For this revival, Crimp has slightly rewritten the text, adding a mobile phone here or raising a house price there, but much of it retains the original’s freshness and attack. Dialogues are rapid, angular and jagged, with repeated words emphasizing Mike and Liz’s feeble morals and James’s eccentric if chilly charm. Rarely has the word “turmeric” had such a ambiguous force. In his mouth, it does. The couple’s desire to behave “honourably” in the sale of their property is in stark contrast to the way they treat Anna, who is confined to a tiny windowless room in a house that has three other bedrooms. And James’s curiosity and perceptiveness, and his understanding of Clair’s essential loneliness and unhappiness, suggest a psychopathic personality, an invader of this suburban normality.
In a story about normal, if slightly sad, people, James stands out because of his intensity and his gift with words. He is unusual. Whenever he speaks, he seems ready to enthrall, to persuade and to seduce. It’s fine to listen to him, but keep your distance. Both magnetic and macabre, you instinctively recoil from his mannered charm, and instantly fear for the safety of anyone who gets too close to him. Although he has greater understanding that the rest of play’s characters, you also feel that he will not put this to good use. For a show that opens on the eve of Halloween, James is the night’s dark creature.

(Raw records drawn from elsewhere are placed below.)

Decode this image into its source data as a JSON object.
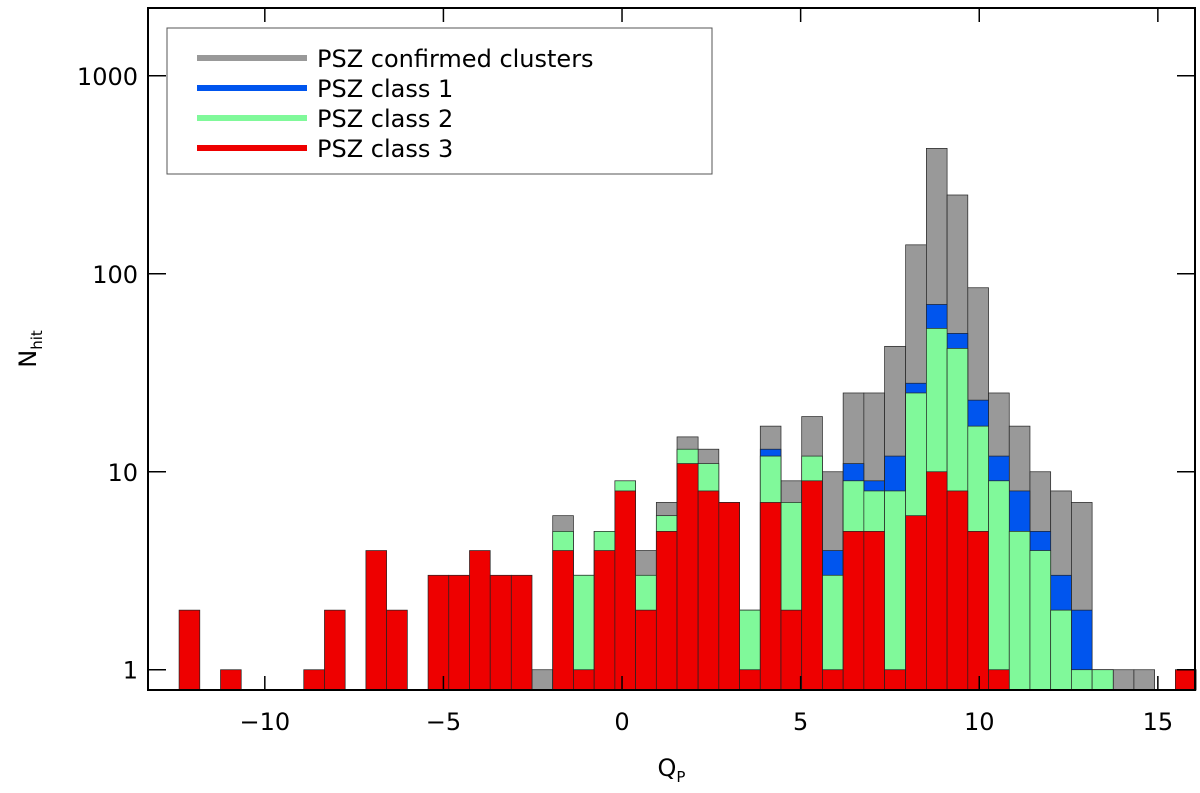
{
  "chart_data": {
    "type": "histogram",
    "log_y": true,
    "legend_position": "upper left",
    "xlabel": "Q",
    "xlabel_sub": "P",
    "ylabel": "N",
    "ylabel_sub": "hit",
    "bins": [
      -12.4,
      -11.82,
      -11.24,
      -10.66,
      -10.08,
      -9.5,
      -8.91,
      -8.33,
      -7.75,
      -7.17,
      -6.59,
      -6.01,
      -5.43,
      -4.85,
      -4.27,
      -3.69,
      -3.1,
      -2.52,
      -1.94,
      -1.36,
      -0.78,
      -0.2,
      0.38,
      0.96,
      1.54,
      2.13,
      2.71,
      3.29,
      3.87,
      4.45,
      5.03,
      5.61,
      6.19,
      6.77,
      7.35,
      7.94,
      8.52,
      9.1,
      9.68,
      10.26,
      10.84,
      11.42,
      12.0,
      12.58,
      13.16,
      13.75,
      14.33,
      14.91,
      15.49,
      16.07
    ],
    "series": [
      {
        "name": "PSZ confirmed clusters",
        "color": "#999999",
        "values": [
          0,
          0,
          0,
          0,
          0,
          0,
          0,
          0,
          0,
          0,
          0,
          0,
          0,
          0,
          0,
          0,
          0,
          1,
          6,
          3,
          5,
          9,
          4,
          7,
          15,
          13,
          7,
          2,
          17,
          9,
          19,
          10,
          25,
          25,
          43,
          140,
          430,
          250,
          85,
          25,
          17,
          10,
          8,
          7,
          1,
          1,
          1,
          0,
          1
        ]
      },
      {
        "name": "PSZ class 1",
        "color": "#0055ee",
        "values": [
          0,
          0,
          0,
          0,
          0,
          0,
          0,
          0,
          0,
          0,
          0,
          0,
          0,
          0,
          0,
          0,
          0,
          0,
          0,
          0,
          0,
          0,
          0,
          0,
          0,
          0,
          0,
          0,
          13,
          0,
          0,
          4,
          11,
          9,
          12,
          28,
          70,
          50,
          23,
          12,
          8,
          5,
          3,
          2,
          1,
          0,
          0,
          0,
          0
        ]
      },
      {
        "name": "PSZ class 2",
        "color": "#80f99a",
        "values": [
          0,
          0,
          0,
          0,
          0,
          0,
          0,
          0,
          0,
          0,
          0,
          0,
          0,
          0,
          0,
          0,
          0,
          0,
          5,
          3,
          5,
          9,
          3,
          6,
          13,
          11,
          7,
          2,
          12,
          7,
          12,
          3,
          9,
          8,
          8,
          25,
          53,
          42,
          17,
          9,
          5,
          4,
          2,
          1,
          1,
          0,
          0,
          0,
          0
        ]
      },
      {
        "name": "PSZ class 3",
        "color": "#ee0000",
        "values": [
          2,
          0,
          1,
          0,
          0,
          0,
          1,
          2,
          0,
          4,
          2,
          0,
          3,
          3,
          4,
          3,
          3,
          0,
          4,
          1,
          4,
          8,
          2,
          5,
          11,
          8,
          7,
          1,
          7,
          2,
          9,
          1,
          5,
          5,
          1,
          6,
          10,
          8,
          5,
          1,
          0,
          0,
          0,
          0,
          0,
          0,
          0,
          0,
          1
        ]
      }
    ],
    "xlim": [
      -13.27,
      16.04
    ],
    "xticks": [
      {
        "value": -10,
        "label": "−10"
      },
      {
        "value": -5,
        "label": "−5"
      },
      0,
      5,
      10,
      15
    ],
    "ylim": [
      0.79,
      2200
    ],
    "yticks": [
      1,
      10,
      100,
      1000
    ]
  }
}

With its talk of solitude and the inscrutability of other people, there is an existential edge to the story, while Clair’s own tiny rail-side flat eerily prefigures the storyline of Paula Hawkins’s 2015 novel, The Girl on the Train, with its suggestive mix of excessive drinking, unhealthy curiosity and intrusive voyeurism. Likewise, here there is a constant edge of unease, as tongues loosened by drink bicker and snarl, and the dialogues are not only carefully articulate but also cruelly, if often subtly, savage. Sexual desire and a sinister will to dominate snake in and out of the story, unsettling our better natures even when the exchanges provoke a chilly laugh. This really is a masterpiece of contemporary new writing.

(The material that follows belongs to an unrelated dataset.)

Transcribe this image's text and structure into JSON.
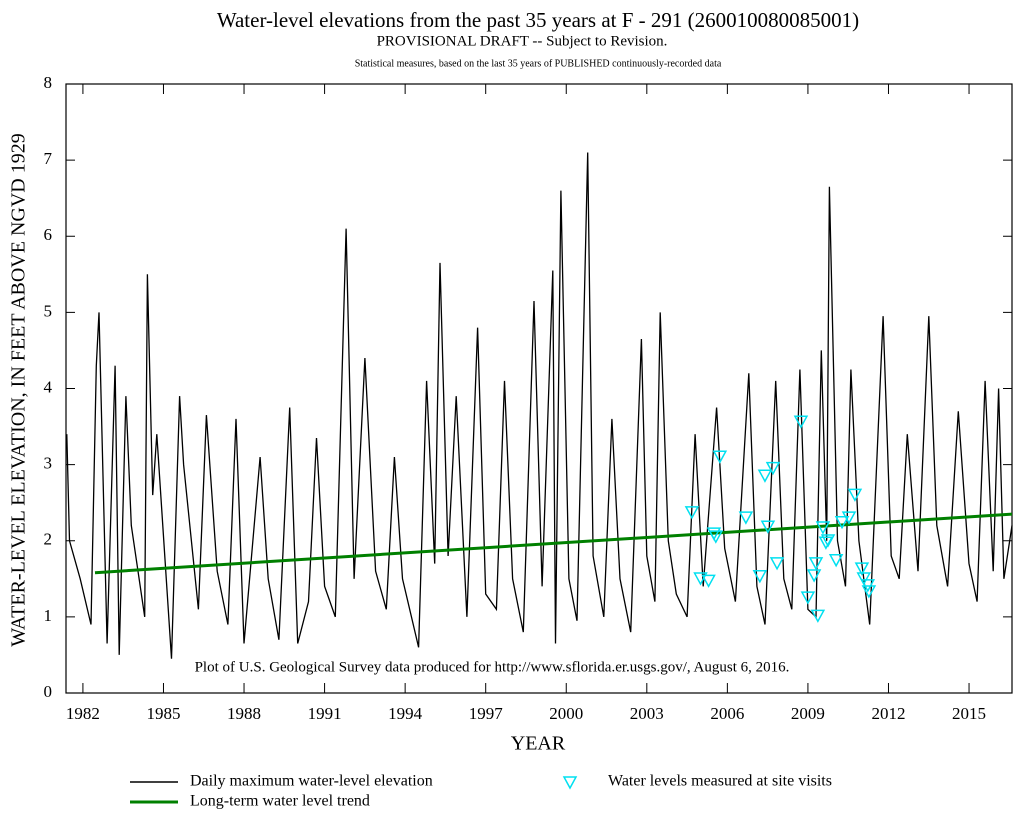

First seen 30 years ago, at the same venue which staged all of Crimp’s early plays, this revival is excellently directed with energy and imagination by Richard Twyman, artistic director of English Touring Theatre, the show’s co-producers. Designer Fly Davis’s set is a gauze-sided box, which puts all the characters into something like a fishbowl, where we can spy on their absurd posturings. Michael Gould is fascinating as James, exuding intensity and danger, as he encourages Lizzy Watts’s restrained Clair to abandon her self-control, while Tom Mothersdale is brilliant as Mike, a man well able to conceal his nastiness under a smile. Hara Yannas and Roseanna Frascona are both completely convincing as Liz and Anna. In the current housing crisis, and in the context of #MeToo, this is a play that is not only relevant, but also powerfully affecting.